The clinical safety standards DCB0129 and DCB0160 have been in place since 2013, but in truth, compliance has been patchy and lightly enforced.
As AI embeds itself in the consultation room, these gaps have become glaring. ICBs are now scrambling to ensure their practices follow DCB0160 when implementing AVT, CQC are tuning in, and general practices now face a regulatory and governance burden for which many are ill-prepared and unfunded. Who is responsible for this – and who pays for it – remain unresolved questions.
NHS England have worked hard to produce guidance to simplify the process of safe adoption but have added to a mountain of AI policy and guidelines that leaders must now keep abreast of. And no matter how well intentioned, some of the messaging has created more uncertainty.
NHS England’s priority notification earlier this year on the use of AVT was widely misinterpreted as a direction to halt all activity. Confusion then deepened when, unexpectedly, the summarising capability of AVT was deemed to make it a medical device and subject to MHRA registration.

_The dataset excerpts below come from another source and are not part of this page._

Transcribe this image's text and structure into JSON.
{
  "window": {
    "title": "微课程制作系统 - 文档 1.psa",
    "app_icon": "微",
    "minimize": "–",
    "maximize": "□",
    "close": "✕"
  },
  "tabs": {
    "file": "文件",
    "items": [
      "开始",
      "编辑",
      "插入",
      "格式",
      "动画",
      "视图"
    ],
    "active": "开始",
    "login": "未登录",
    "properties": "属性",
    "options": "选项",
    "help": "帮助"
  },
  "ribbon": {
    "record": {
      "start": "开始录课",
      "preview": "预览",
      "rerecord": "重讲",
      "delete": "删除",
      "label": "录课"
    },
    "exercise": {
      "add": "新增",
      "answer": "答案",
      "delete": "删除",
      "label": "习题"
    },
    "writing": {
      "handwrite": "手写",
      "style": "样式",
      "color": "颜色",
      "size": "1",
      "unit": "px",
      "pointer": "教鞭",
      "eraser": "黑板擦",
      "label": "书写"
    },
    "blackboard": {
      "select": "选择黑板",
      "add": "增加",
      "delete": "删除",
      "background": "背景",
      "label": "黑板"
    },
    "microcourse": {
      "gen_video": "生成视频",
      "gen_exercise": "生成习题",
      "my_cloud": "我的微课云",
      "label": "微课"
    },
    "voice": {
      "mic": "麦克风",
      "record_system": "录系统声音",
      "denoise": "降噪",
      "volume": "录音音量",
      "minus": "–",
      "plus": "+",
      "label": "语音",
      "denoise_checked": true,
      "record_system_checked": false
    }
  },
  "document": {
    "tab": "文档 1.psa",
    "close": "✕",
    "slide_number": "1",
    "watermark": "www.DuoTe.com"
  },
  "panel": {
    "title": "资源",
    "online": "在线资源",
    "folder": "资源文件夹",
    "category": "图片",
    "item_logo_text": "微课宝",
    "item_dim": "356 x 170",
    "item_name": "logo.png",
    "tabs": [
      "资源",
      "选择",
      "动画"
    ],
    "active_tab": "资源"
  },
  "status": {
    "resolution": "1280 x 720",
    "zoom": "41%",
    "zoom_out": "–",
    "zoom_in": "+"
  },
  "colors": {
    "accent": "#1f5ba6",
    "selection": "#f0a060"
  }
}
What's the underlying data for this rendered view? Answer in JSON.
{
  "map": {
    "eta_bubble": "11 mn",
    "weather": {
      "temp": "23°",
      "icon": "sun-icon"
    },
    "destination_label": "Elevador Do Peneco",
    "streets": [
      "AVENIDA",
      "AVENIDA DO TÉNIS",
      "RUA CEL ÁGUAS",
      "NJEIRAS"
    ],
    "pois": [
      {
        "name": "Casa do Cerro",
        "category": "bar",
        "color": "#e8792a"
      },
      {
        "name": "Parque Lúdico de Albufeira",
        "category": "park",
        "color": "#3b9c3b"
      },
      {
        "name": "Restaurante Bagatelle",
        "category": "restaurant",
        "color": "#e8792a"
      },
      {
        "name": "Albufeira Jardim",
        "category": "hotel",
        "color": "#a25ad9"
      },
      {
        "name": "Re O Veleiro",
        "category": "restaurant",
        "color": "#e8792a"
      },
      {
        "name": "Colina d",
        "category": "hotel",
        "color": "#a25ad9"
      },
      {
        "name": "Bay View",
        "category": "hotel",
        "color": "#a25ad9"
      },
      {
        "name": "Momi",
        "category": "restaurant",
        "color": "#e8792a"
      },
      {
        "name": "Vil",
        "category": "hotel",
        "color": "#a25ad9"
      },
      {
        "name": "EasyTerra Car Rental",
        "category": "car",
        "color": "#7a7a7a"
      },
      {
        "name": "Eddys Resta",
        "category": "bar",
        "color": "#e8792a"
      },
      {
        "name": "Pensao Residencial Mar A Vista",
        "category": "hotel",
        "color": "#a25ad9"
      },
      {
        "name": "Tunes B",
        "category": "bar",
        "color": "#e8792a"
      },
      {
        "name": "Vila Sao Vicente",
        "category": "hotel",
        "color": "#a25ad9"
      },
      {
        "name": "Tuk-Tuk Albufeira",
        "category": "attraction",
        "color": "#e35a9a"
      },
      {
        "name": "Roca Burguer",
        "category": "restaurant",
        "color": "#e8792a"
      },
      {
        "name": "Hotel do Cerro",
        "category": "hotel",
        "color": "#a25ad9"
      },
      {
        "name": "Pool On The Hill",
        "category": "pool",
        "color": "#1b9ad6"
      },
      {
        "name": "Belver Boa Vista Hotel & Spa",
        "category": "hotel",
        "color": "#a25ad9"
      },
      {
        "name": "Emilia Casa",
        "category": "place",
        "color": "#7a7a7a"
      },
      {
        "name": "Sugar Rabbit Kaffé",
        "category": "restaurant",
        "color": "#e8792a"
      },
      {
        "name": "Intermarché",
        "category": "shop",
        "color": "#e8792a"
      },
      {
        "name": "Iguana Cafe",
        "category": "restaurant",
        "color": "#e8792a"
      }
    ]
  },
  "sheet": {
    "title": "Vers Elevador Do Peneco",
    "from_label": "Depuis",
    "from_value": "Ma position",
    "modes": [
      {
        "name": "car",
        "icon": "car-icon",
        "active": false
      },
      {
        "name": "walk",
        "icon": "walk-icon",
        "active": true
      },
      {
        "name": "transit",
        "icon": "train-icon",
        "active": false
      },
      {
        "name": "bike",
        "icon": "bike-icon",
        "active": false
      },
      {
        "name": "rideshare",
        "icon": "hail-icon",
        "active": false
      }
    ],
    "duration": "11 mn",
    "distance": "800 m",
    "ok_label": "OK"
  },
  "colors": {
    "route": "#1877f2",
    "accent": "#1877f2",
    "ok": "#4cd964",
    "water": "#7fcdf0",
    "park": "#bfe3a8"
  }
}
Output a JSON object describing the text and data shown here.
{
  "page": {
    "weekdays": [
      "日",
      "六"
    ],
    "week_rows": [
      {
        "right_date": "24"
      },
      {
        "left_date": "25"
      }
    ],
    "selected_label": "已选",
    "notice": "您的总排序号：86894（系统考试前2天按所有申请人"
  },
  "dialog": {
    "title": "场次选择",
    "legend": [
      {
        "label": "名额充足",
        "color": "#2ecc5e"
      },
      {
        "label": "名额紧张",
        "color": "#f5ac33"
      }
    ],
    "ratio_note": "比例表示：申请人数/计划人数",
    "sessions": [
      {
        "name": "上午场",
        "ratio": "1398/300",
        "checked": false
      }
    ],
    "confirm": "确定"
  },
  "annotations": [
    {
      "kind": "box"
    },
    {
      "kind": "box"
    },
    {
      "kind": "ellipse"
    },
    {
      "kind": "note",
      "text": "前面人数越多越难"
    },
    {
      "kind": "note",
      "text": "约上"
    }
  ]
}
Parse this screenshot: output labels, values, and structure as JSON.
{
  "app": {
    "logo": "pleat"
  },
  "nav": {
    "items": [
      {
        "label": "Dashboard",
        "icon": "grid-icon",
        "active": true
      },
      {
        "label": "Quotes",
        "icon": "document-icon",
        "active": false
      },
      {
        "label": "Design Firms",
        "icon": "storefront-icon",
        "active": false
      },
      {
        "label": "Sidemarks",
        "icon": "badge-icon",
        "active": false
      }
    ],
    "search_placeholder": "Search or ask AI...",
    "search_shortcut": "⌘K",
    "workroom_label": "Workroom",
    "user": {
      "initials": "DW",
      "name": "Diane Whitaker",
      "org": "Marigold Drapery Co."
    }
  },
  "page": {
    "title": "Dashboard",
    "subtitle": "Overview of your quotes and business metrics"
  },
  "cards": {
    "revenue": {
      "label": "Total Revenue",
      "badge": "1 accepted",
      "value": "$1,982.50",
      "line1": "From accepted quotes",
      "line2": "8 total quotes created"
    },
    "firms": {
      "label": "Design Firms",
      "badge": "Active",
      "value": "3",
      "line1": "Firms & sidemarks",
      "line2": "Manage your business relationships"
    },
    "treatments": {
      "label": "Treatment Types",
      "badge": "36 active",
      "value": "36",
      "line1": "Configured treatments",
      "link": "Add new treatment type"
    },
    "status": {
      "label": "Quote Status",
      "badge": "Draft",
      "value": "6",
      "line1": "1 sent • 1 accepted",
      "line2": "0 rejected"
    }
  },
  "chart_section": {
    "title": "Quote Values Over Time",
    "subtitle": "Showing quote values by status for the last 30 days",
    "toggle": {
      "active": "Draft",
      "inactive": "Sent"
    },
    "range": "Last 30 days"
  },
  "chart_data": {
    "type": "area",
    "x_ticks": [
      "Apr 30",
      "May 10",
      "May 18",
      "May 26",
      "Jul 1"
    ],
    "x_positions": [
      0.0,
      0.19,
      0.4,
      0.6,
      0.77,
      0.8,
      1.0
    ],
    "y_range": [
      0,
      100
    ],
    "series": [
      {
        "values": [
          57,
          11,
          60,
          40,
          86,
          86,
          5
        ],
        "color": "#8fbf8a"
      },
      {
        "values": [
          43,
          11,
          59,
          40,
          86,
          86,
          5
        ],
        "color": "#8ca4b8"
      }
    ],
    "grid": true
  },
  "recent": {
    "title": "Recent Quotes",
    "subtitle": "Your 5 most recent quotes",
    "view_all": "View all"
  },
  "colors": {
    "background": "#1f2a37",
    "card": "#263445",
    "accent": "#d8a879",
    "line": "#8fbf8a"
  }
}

So what should healthcare leaders do now?
- Get governance-ready
Clear digital governance will be the foundation you build on for implementing AVT and other AI solutions safely. Identify your clinical safety officer or team, your DPO and your medical device compliance lead and understand if and how they are adapting their approach to AI. For smaller providers, including general practice, collaborative working may be the only way to deliver this sustainably.
- Start with evaluation, not procurement
Before jumping into a pilot, set clear evaluation metrics, including the metrics that matter to your end users, clinicians. A report that demonstrates efficiency savings and the ability to see 15 more patients a day is unlikely to win over your workforce! Also set metrics for clinical quality, safety, and staff wellbeing. The goal is not just to prove that AVT works, but to understand how it works, for whom, and at what cost.
- Play the long game
This is not quick win. AVT might be your organisation’s first foray into AI and with it, will come a cultural shift in documentation, communication, accountability, and role identity. Build an integrative model, with continuous feedback loops, that can grow at a pace that your workforce is comfortable with.
- Reach out to neighbours
One of the great strengths of integrated care systems is their ability to share learning and spread best practice. Connect with your ICB or your neighbouring healthcare providers, share what you are doing and ask for support. It is rare that we find ourselves at the starting line together but if we connect and collaborate, we can avoid so much of the duplicated effort, work and cost that often comes from introducing digital innovation in silos.
Perhaps the real opportunity of ambient voice technology isn’t in how it listens to patients, but in how it forces the system to listen to itself. To its inefficiencies, its governance gaps, its exhaustion. If we pay attention, this technology might just teach us how to become better listeners before we become better record-keepers and in doing so, build a digital future that serves the people who need it most.
Dr Micklewright works as a GP and a Clinical Lead with Cheshire and Merseyside ICB. He also works as Medical Director ORCHA Health, a private digital health company.